Le fait générateur de la créance de restitution de prix est le fait juridique à l’origine de l’obligation de restitution, soit en l’occurrence, la chute du nombre de polices d’assurance constatée à la date du 28 février 2018.
La créance est donc postérieure à la liquidation judiciaire du cédant, prononcée le 24 octobre 2017.
L’article L. 622-24, alinéa 6, du code de commerce soumet à l’exigence de la déclaration de créance les créances nées régulièrement après le jugement d’ouverture de la liquidation judiciaire, autres que celles mentionnées au I de l’article L.622-17.
En l’occurrence, la créance du cessionnaire n’est pas née pour les besoins du déroulement de la procédure de liquidation judiciaire.
Il appartenait donc au cessionnaire de déclarer sa créance dans le délai de deux mois à compter de la date de son exigibilité au 28 février 2018, soit avant le 28 avril 2018.
Le liquidateur judiciaire indique, sans être contredit, que le cessionnaire n’a procédé à aucune déclaration de créance.

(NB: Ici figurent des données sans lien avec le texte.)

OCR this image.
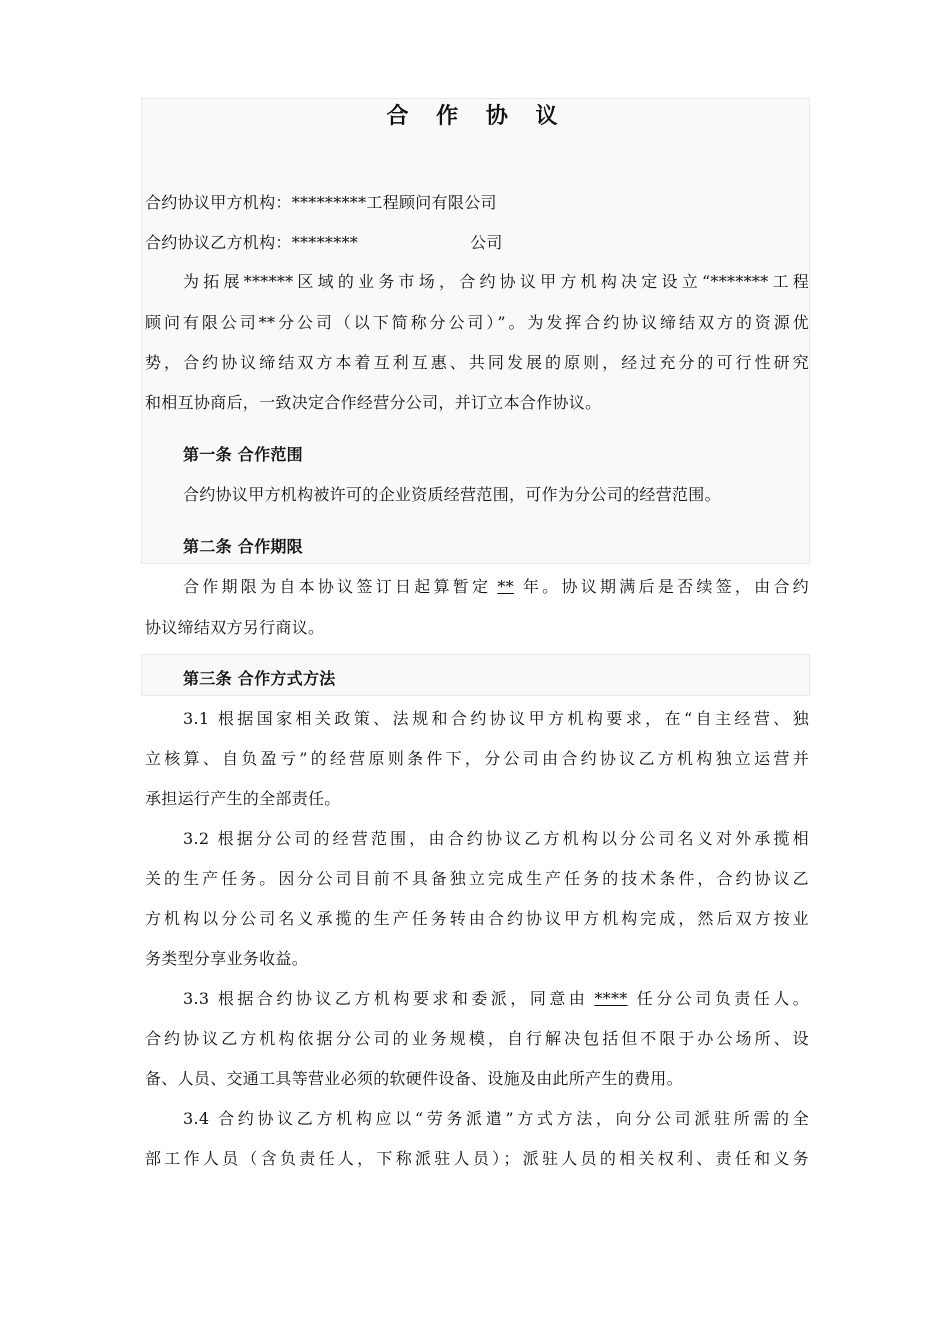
合 作 协 议
合约协议甲方机构：*********工程顾问有限公司
合约协议乙方机构：********	公司
为拓展******区域的业务市场，合约协议甲方机构决定设立“*******工程
顾问有限公司**分公司（以下简称分公司）”。为发挥合约协议缔结双方的资源优
势，合约协议缔结双方本着互利互惠、共同发展的原则，经过充分的可行性研究
和相互协商后，一致决定合作经营分公司，并订立本合作协议。
第一条 合作范围
合约协议甲方机构被许可的企业资质经营范围，可作为分公司的经营范围。
第二条 合作期限
合作期限为自本协议签订日起算暂定 ** 年。协议期满后是否续签，由合约
协议缔结双方另行商议。
第三条 合作方式方法
3.1 根据国家相关政策、法规和合约协议甲方机构要求，在“自主经营、独
立核算、自负盈亏”的经营原则条件下，分公司由合约协议乙方机构独立运营并
承担运行产生的全部责任。
3.2 根据分公司的经营范围，由合约协议乙方机构以分公司名义对外承揽相
关的生产任务。因分公司目前不具备独立完成生产任务的技术条件，合约协议乙
方机构以分公司名义承揽的生产任务转由合约协议甲方机构完成，然后双方按业
务类型分享业务收益。
3.3 根据合约协议乙方机构要求和委派，同意由 **** 任分公司负责任人。
合约协议乙方机构依据分公司的业务规模，自行解决包括但不限于办公场所、设
备、人员、交通工具等营业必须的软硬件设备、设施及由此所产生的费用。
3.4 合约协议乙方机构应以“劳务派遣”方式方法，向分公司派驻所需的全
部工作人员（含负责任人，下称派驻人员）；派驻人员的相关权利、责任和义务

La créance est donc inopposable à la liquidation judiciaire de sorte que la demande en paiement, formée à titre reconventionnel, par le cessionnaire doit être déclarée irrecevable.
3) Sur les frais du procès
La société intimée qui succombe sera condamnée aux dépens de première instance et d’appel.
L’équité ne commande pas de faire application des dispositions de l’article 700 du code de procédure civile en faveur de l’appelante, eu égard à la situation économique obérée de la société intimée.
PAR CES MOTIFS,
LA COUR,
Infirme le jugement en ses dispositions soumises à la cour
Statuant à nouveau,
Déboute Maître [C] [O], en sa qualité de liquidateur judiciaire de la société Asset Courtage group, de sa demande en paiement du solde du prix de vente
Déclare la SAS 2M2C Courtage irrecevable en sa demande reconventionnelle en restitution de prix
Déboute les parties de leurs demandes d’indemnités sur le fondement de l’article 700 du code de procédure civile
Condamne Maître [C] [O], en sa qualité de liquidateur judiciaire de la société Asset Courtage group, aux entiers dépens de première instance et d’appel,
Dit que les dépens seront employés en frais privilégiés de liquidation judiciaire
Arrêt signé par la présidente et par la greffiere.